Le drame s’est produit mardi 16 septembre sur l’aérodrome de Pamiers-Les Pujols, en Ariège. Un élève parachutiste de 24 ans, engagé dans un stage de formation, a trouvé la mort après un saut qui a viré au cauchemar. Selon les premiers éléments communiqués par le parquet de Foix, le parachute principal, censé s’ouvrir automatiquement, n’a pas fonctionné comme prévu. Le jeune homme n’a pas non plus réussi à déclencher son parachute de secours, alors qu’il avait sauté à près de 1 000 mètres d’altitude.

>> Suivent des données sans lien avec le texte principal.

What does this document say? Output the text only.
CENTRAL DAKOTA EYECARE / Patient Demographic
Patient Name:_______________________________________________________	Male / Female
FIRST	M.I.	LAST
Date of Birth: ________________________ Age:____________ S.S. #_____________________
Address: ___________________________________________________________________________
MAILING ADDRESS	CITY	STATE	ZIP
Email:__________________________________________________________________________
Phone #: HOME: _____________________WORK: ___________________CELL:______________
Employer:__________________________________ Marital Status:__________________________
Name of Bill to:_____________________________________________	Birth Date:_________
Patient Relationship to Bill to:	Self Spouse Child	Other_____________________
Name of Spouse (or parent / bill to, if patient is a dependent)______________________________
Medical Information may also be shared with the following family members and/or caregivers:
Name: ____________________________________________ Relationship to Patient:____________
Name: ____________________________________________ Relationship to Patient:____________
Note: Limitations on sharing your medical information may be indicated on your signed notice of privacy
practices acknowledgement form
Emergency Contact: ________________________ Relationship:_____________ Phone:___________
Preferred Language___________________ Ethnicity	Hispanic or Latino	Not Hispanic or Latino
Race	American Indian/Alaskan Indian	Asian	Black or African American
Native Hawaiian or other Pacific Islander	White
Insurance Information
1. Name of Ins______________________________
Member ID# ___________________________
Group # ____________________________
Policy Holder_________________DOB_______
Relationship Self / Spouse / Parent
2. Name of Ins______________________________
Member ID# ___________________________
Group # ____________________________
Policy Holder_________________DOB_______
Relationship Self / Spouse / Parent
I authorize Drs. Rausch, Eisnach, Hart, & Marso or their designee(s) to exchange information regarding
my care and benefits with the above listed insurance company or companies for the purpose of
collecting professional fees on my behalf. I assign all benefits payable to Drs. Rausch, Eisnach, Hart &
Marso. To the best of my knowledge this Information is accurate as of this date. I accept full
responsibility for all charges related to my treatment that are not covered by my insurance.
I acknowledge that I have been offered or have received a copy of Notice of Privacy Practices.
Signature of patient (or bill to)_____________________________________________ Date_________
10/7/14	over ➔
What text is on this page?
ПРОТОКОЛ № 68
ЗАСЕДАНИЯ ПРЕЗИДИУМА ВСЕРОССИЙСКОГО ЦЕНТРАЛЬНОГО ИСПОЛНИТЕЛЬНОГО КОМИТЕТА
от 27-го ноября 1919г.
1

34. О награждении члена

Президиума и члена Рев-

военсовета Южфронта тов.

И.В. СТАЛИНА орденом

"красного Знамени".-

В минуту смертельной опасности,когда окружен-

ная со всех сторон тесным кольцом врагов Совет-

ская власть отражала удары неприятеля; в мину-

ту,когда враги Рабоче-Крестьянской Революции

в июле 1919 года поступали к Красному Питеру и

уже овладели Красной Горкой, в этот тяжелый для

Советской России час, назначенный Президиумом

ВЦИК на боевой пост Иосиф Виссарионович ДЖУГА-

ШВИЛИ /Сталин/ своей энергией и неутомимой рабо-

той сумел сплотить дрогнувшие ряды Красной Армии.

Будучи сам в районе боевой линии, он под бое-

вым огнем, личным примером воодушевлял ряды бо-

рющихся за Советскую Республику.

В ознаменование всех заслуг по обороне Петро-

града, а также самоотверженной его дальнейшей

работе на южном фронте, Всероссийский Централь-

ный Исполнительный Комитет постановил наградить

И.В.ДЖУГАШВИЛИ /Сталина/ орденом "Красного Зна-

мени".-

Il s’agissait de son troisième saut, dans le cadre d’une formation en « ouverture automatique », un système qui ne laisse que quelques secondes de chute libre avant le déploiement de la voile. « Il a sauté en solo au-dessus de l’aérodrome », a précisé le procureur Olivier Mouysset. L’accident a conduit à la mise sous scellés de l’avion utilisé et à la suspension immédiate des activités de parachutisme sur le site.
Un site marqué par des précédents tragiques
Le parquet a ouvert une enquête afin de déterminer les circonstances exactes du drame. Une autopsie a été ordonnée pour éclaircir les causes du décès et vérifier le fonctionnement du matériel. Ce nouvel accident relance les interrogations autour de la sécurité des sauts organisés à Pamiers. Depuis janvier 2022, il s’agit du troisième accident mortel enregistré sur ce même aérodrome, pourtant considéré comme l’un des plus grands clubs de parachutisme de France. Un lourd bilan qui vient assombrir la réputation d’un site jusqu’ici reconnu pour son attractivité auprès des amateurs comme des professionnels de la discipline. L’émotion est vive dans le milieu du parachutisme, où chaque accident rappelle la fragilité d’une pratique à la fois spectaculaire et risquée, même encadrée par des instructeurs aguerris et des procédures de sécurité strictes.